Constructed a model that leverages supervised learning techniques. Developed a model that will predict the likelihood that a given employed citizens of CA as a potential donor of a fictitious charity organization, Charity ML, located in the heart of Silicon Valley that was established to provide financial support for people eager to learn machine learning.
After nearly 32,000 letters sent to people in the community, CharityML determined that every donation they received came from someone that was making more than $50,000 annually. To expand their potential donor base, CharityML has decided to send letters to residents of California, but to only those most likely to donate to the charity. With nearly 15 million working Californians, CharityML has brought you on board to help build an algorithm to best identify potential donors and reduce overhead cost of sending mail. Your goal will be evaluate and optimize several different supervised learners to determine which algorithm will provide the highest donation yield while also reducing the total number of letters being sent.
We first investigate the factors that affect the possibility of charity donations being made. Next, we use a training and predicting pipeline to evaluate the accuracy and efficiency of three supervised machine learning algorithms (SVM, Random Forests, Gaussian Naive Base). Then, we tuned the parameters of the algorithm which provides us the maximum donation rate and mnimum cost. Finally, we also surveyed the effect of features extraction in data.

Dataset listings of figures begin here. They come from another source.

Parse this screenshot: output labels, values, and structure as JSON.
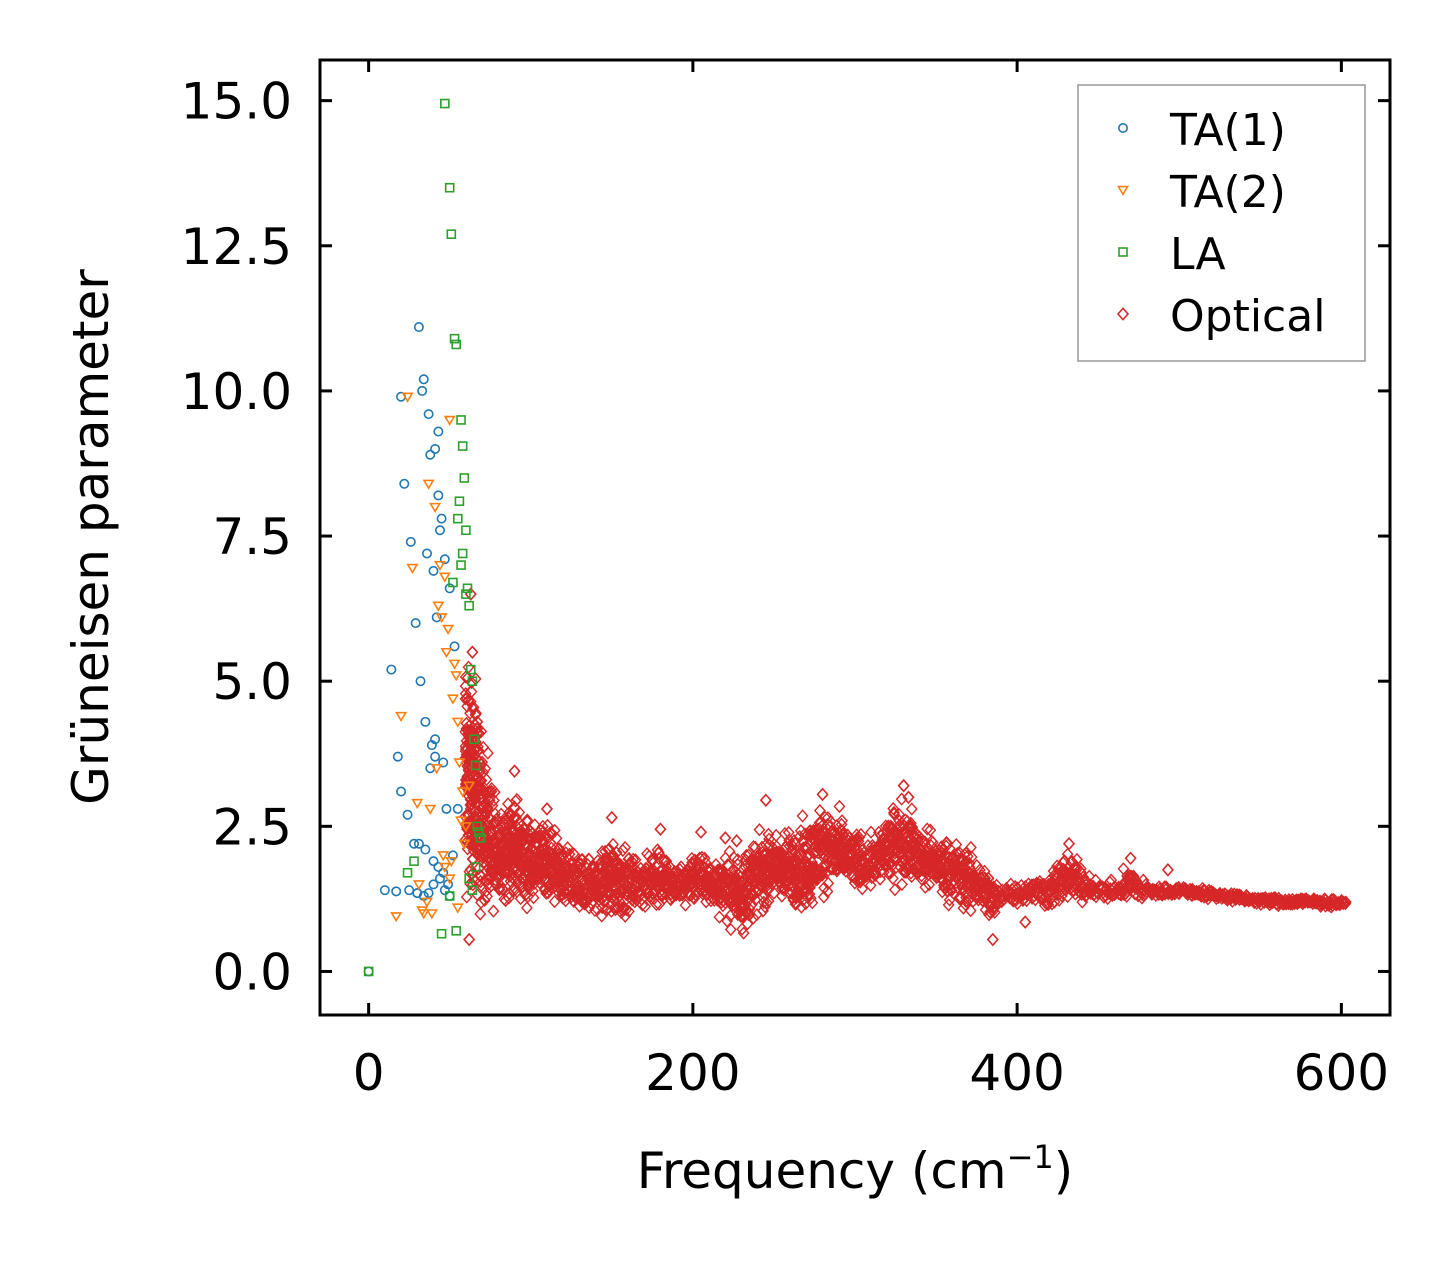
{
  "chart_data": {
    "type": "scatter",
    "title": "",
    "xlabel": "Frequency (cm",
    "xlabel_sup": "−1",
    "xlabel_close": ")",
    "ylabel": "Grüneisen parameter",
    "xlim": [
      -30,
      630
    ],
    "ylim": [
      -0.75,
      15.7
    ],
    "xticks": [
      "0",
      "200",
      "400",
      "600"
    ],
    "yticks": [
      "0.0",
      "2.5",
      "5.0",
      "7.5",
      "10.0",
      "12.5",
      "15.0"
    ],
    "legend_position": "top-right",
    "series": [
      {
        "name": "TA(1)",
        "marker": "circle",
        "color": "#1f77b4",
        "x": [
          0,
          10,
          17,
          20,
          24,
          28,
          30,
          31,
          34,
          38,
          41,
          43,
          45,
          47,
          50,
          53,
          55,
          14,
          18,
          22,
          26,
          29,
          32,
          35,
          39,
          42,
          46,
          48,
          52,
          20,
          25,
          30,
          34,
          37,
          40,
          44,
          47,
          50,
          31,
          35,
          40,
          43,
          46,
          49,
          38,
          41,
          44,
          36,
          40,
          43,
          33,
          37,
          41
        ],
        "y": [
          0.0,
          1.4,
          1.38,
          3.1,
          2.7,
          2.2,
          1.35,
          11.1,
          10.2,
          8.9,
          9.0,
          9.3,
          7.8,
          7.1,
          6.6,
          5.6,
          2.8,
          5.2,
          3.7,
          8.4,
          7.4,
          6.0,
          5.0,
          4.3,
          3.9,
          6.1,
          3.6,
          2.8,
          2.0,
          9.9,
          1.4,
          1.35,
          1.3,
          1.35,
          1.5,
          1.6,
          1.4,
          1.3,
          2.2,
          2.1,
          1.9,
          1.8,
          1.7,
          1.5,
          3.5,
          4.0,
          7.6,
          7.2,
          6.9,
          8.2,
          10.0,
          9.6,
          3.7
        ]
      },
      {
        "name": "TA(2)",
        "marker": "triangle-down",
        "color": "#ff7f0e",
        "x": [
          17,
          20,
          27,
          30,
          34,
          37,
          41,
          44,
          47,
          50,
          53,
          56,
          59,
          62,
          31,
          36,
          43,
          48,
          52,
          55,
          58,
          45,
          49,
          54,
          57,
          33,
          39,
          46,
          51,
          42,
          38,
          47,
          50,
          55,
          60,
          24
        ],
        "y": [
          0.95,
          4.4,
          6.95,
          2.9,
          1.0,
          8.4,
          8.0,
          7.0,
          6.8,
          9.5,
          5.3,
          3.6,
          2.2,
          3.2,
          1.5,
          1.2,
          6.3,
          5.5,
          4.7,
          4.3,
          3.1,
          6.1,
          5.9,
          5.1,
          2.6,
          1.05,
          1.0,
          2.0,
          1.9,
          3.5,
          2.8,
          1.8,
          1.6,
          1.1,
          2.5,
          9.9
        ]
      },
      {
        "name": "LA",
        "marker": "square",
        "color": "#2ca02c",
        "x": [
          0,
          24,
          28,
          47,
          50,
          51,
          53,
          54,
          57,
          58,
          59,
          60,
          61,
          62,
          63,
          64,
          65,
          66,
          67,
          68,
          69,
          55,
          45,
          52,
          56,
          58,
          60,
          62,
          64,
          66,
          50,
          54,
          57
        ],
        "y": [
          0.0,
          1.7,
          1.9,
          14.95,
          13.5,
          12.7,
          10.9,
          10.8,
          9.5,
          9.05,
          8.5,
          7.6,
          6.6,
          6.3,
          5.2,
          5.0,
          4.0,
          3.55,
          2.5,
          2.4,
          2.3,
          7.8,
          0.65,
          6.7,
          8.1,
          7.2,
          6.5,
          1.6,
          1.4,
          1.8,
          1.3,
          0.7,
          7.0
        ]
      },
      {
        "name": "Optical",
        "marker": "diamond",
        "color": "#d62728",
        "band": [
          [
            60,
            0.6,
            6.5
          ],
          [
            70,
            0.8,
            4.5
          ],
          [
            80,
            0.85,
            3.0
          ],
          [
            90,
            0.9,
            3.45
          ],
          [
            100,
            0.9,
            2.8
          ],
          [
            110,
            0.85,
            2.75
          ],
          [
            120,
            0.9,
            2.4
          ],
          [
            130,
            0.9,
            2.2
          ],
          [
            140,
            0.8,
            2.1
          ],
          [
            150,
            0.65,
            2.65
          ],
          [
            160,
            0.85,
            2.2
          ],
          [
            170,
            0.95,
            2.05
          ],
          [
            180,
            0.9,
            2.45
          ],
          [
            190,
            0.95,
            1.9
          ],
          [
            200,
            1.0,
            2.3
          ],
          [
            210,
            0.95,
            2.1
          ],
          [
            220,
            0.75,
            2.2
          ],
          [
            230,
            0.4,
            2.3
          ],
          [
            240,
            0.8,
            2.5
          ],
          [
            250,
            1.0,
            2.6
          ],
          [
            260,
            0.9,
            2.6
          ],
          [
            270,
            0.7,
            2.9
          ],
          [
            280,
            1.2,
            3.05
          ],
          [
            290,
            1.25,
            2.9
          ],
          [
            300,
            1.2,
            2.6
          ],
          [
            310,
            1.3,
            2.5
          ],
          [
            320,
            1.3,
            2.9
          ],
          [
            330,
            1.35,
            3.2
          ],
          [
            340,
            1.3,
            2.7
          ],
          [
            350,
            1.2,
            2.5
          ],
          [
            360,
            1.0,
            2.45
          ],
          [
            370,
            0.8,
            2.3
          ],
          [
            380,
            0.9,
            2.0
          ],
          [
            385,
            0.55,
            1.8
          ],
          [
            390,
            1.1,
            1.6
          ],
          [
            400,
            1.1,
            1.65
          ],
          [
            410,
            1.05,
            1.7
          ],
          [
            420,
            1.0,
            1.8
          ],
          [
            430,
            1.0,
            2.25
          ],
          [
            440,
            1.1,
            1.95
          ],
          [
            450,
            1.2,
            1.6
          ],
          [
            460,
            1.15,
            1.6
          ],
          [
            470,
            1.1,
            1.95
          ],
          [
            480,
            1.15,
            1.6
          ],
          [
            490,
            1.25,
            1.5
          ],
          [
            500,
            1.3,
            1.5
          ],
          [
            520,
            1.2,
            1.45
          ],
          [
            540,
            1.15,
            1.35
          ],
          [
            560,
            1.1,
            1.3
          ],
          [
            580,
            1.1,
            1.3
          ],
          [
            600,
            1.1,
            1.25
          ],
          [
            603,
            1.15,
            1.2
          ]
        ],
        "outliers_x": [
          62,
          63,
          64,
          67,
          68,
          90,
          110,
          150,
          180,
          205,
          220,
          227,
          245,
          280,
          330,
          333,
          385,
          405,
          432,
          470,
          493
        ],
        "outliers_y": [
          0.55,
          6.5,
          5.5,
          4.3,
          4.1,
          3.45,
          2.8,
          2.65,
          2.45,
          2.4,
          2.3,
          2.25,
          2.95,
          3.05,
          3.2,
          3.0,
          0.55,
          0.85,
          2.2,
          1.95,
          1.75
        ]
      }
    ]
  }
}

This project requires Python 3.x and the following Python libraries installed:
You will also need to have software installed to run and execute an iPython Notebook
We recommend students install Anaconda, a pre-packaged Python distribution that contains all of the necessary libraries and software for this project.
Template code is provided in the finding_donors.ipynb
notebook file. You will also be required to use the included visuals.py
Python file and the census.csv
dataset file to complete your work. While some code has already been implemented to get you started, you will need to implement additional functionality when requested to successfully complete the project. Note that the code included in visuals.py
is meant to be used out-of-the-box and not intended for students to manipulate. If you are interested in how the visualizations are created in the notebook, please feel free to explore this Python file.